The State unit of the Bharatiya Janata Party (BJP) and Sangh Parivar organisations are garnering strength to vie with rival fronts to wrest political space ahead of the Lok Sabha elections and consolidate the gains it claims to have achieved from the agitation against the Supreme Court verdict on Sabarimala.
Positioning the BJP in the forefront, the Sabarimala Karma Samithi, a construct of the Rashtriya Swayamsevak Sangh (RSS) and other Parivar organisations, is attempting to keep the embers burning by roping in spiritual leaders.
Though the State BJP leadership had conceded that it could not reap the desired outcome of the agitation and the RSS expressed its resentment for messing up the movement by shifting the venue from the precincts of Sabarimala to the doors of the Secretariat, the Parivar is hopeful of sustaining the tempo of the movement at least till the Supreme Court hears the review petitions.

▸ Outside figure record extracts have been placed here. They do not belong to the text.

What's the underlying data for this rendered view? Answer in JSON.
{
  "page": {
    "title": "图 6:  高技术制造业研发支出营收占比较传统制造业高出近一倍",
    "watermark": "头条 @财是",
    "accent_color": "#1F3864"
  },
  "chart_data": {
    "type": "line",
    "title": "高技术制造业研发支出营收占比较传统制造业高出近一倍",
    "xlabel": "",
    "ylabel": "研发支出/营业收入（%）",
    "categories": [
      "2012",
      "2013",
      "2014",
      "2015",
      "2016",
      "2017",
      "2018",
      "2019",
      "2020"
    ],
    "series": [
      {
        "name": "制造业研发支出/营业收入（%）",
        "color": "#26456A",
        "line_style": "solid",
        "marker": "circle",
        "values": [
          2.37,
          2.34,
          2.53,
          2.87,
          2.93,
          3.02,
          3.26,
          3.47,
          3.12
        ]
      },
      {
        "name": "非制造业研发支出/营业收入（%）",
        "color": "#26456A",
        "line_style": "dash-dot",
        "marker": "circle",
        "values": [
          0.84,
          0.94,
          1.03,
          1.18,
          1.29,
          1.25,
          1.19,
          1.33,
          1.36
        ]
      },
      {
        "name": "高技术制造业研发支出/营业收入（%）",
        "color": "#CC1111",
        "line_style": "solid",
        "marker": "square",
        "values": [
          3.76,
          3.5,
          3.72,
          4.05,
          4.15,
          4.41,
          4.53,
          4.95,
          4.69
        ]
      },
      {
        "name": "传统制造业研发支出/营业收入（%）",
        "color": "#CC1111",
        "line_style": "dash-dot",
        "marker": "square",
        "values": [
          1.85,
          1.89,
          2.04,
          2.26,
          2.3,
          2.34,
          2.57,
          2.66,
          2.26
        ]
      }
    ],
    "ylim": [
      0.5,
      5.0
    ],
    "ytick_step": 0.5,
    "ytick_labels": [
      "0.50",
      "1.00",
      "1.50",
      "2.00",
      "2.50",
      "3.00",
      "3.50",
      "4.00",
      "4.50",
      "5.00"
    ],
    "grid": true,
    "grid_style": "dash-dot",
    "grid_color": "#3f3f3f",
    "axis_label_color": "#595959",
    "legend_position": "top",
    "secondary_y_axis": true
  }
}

But the fate of the agitation largely rests on the decision on the review petitions and the Parivar organisations may have to rework their strategies post verdict.
The renewed ebullience of the BJP and the Parivar organisations on organising the Sabarimala Bhakta Sangamam (devotees’ meet) in the capital does not seem to annoy the Left Democratic Front (LDF), especially the CPI(M) and the CPI that have already switched to campaign mode. The CPI(M) has already conducted a workshop for its State leaders and for those down the line to activate its election machinery at the grassroots-level. Following the expansion of the front, the focus is on including their representatives in committees at all levels and organising family get-togethers where leaders are explaining the government’s welfare initiatives and its stance on the Sabarimala and allied issues.
Wresting space in the political arena that is being dominated by the LDF and the UDF is a tall challenge for the BJP, but the leadership hopes to break the ground primarily on the strength of the Sabarimala agitation. Whether the turnout at the protests organised by the Parivar would translate into votes is what keeps the parties and fronts guessing.